What happens in our brain when music reaches our ears? How do neurons encode, with remarkable precision, the intricate rhythmic and tonal structures that constitute a musical stream? And above all, why do some musical pieces trigger expectation, surprise, bliss, chills and goosebumps? In this highly accessible and scientifically up-to-date synthesis, Robert Zatorre, the renowned expert of musical cognition and its brain mechanisms, dissects it all for us, to our greater enjoyment.

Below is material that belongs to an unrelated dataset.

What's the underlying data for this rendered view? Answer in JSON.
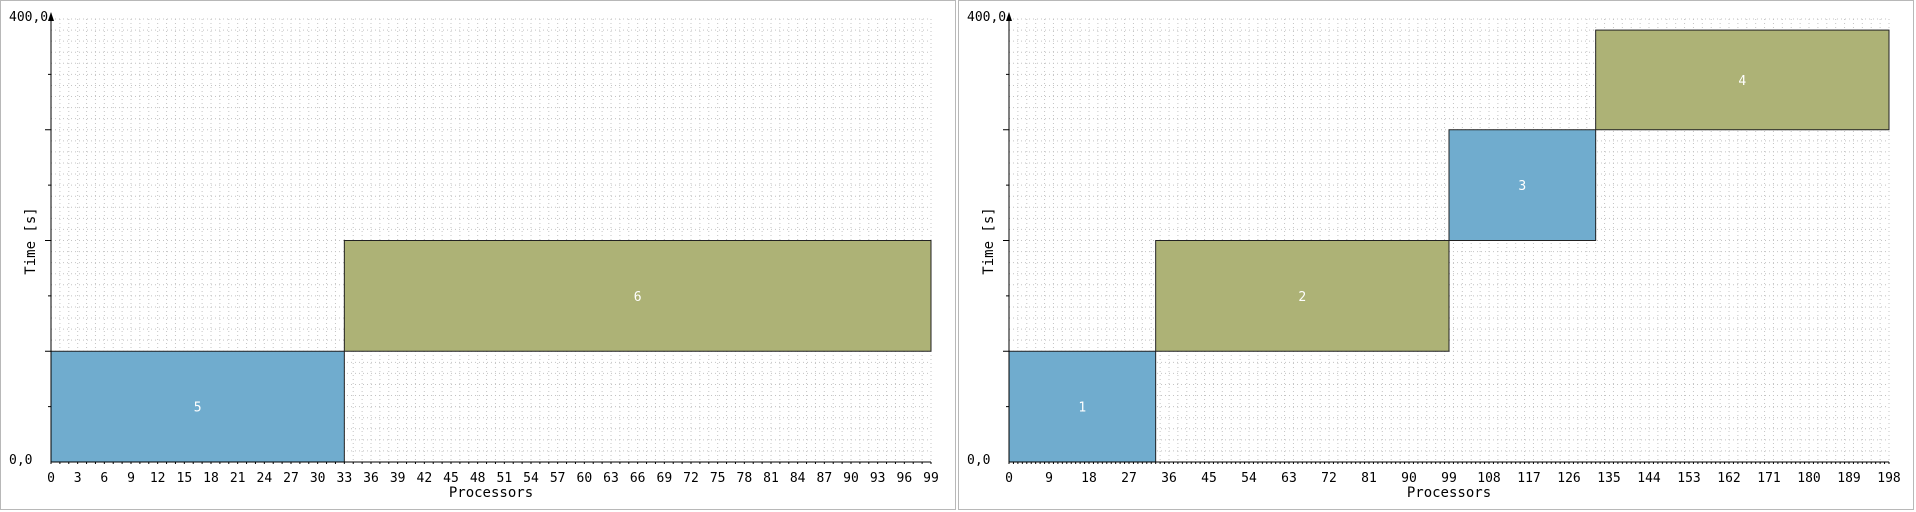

Robert Zatorre was born and raised in Buenos Aires, Argentina. He studied music and psychology at Boston University, and obtained his PhD at Brown University, followed by postdoctoral work at the Montreal Neurological Institute of McGill University, where he currently holds a Canada Research Chair. His laboratory studies the neural substrates of auditory cognition, focusing on two characteristically human abilities: speech and music. Together with his many students and collaborators he has published more than 300 scientific papers on topics including pitch perception, musical imagery, music production, brain plasticity, hemispheric specialization, and the role of the reward system in musical pleasure. In 2006 he co-founded the International Laboratory for Brain, Music and Sound Research (BRAMS). His work has been recognized by numerous international prizes, including the C.L. de Carvalho-Heineken Prize for Cognitive Science (Amsterdam) and the Grand Prix Scientifique from the Institute for
Hearing in Paris. He tries to keep up his baroque repertoire on the organ whenever he gets a chance.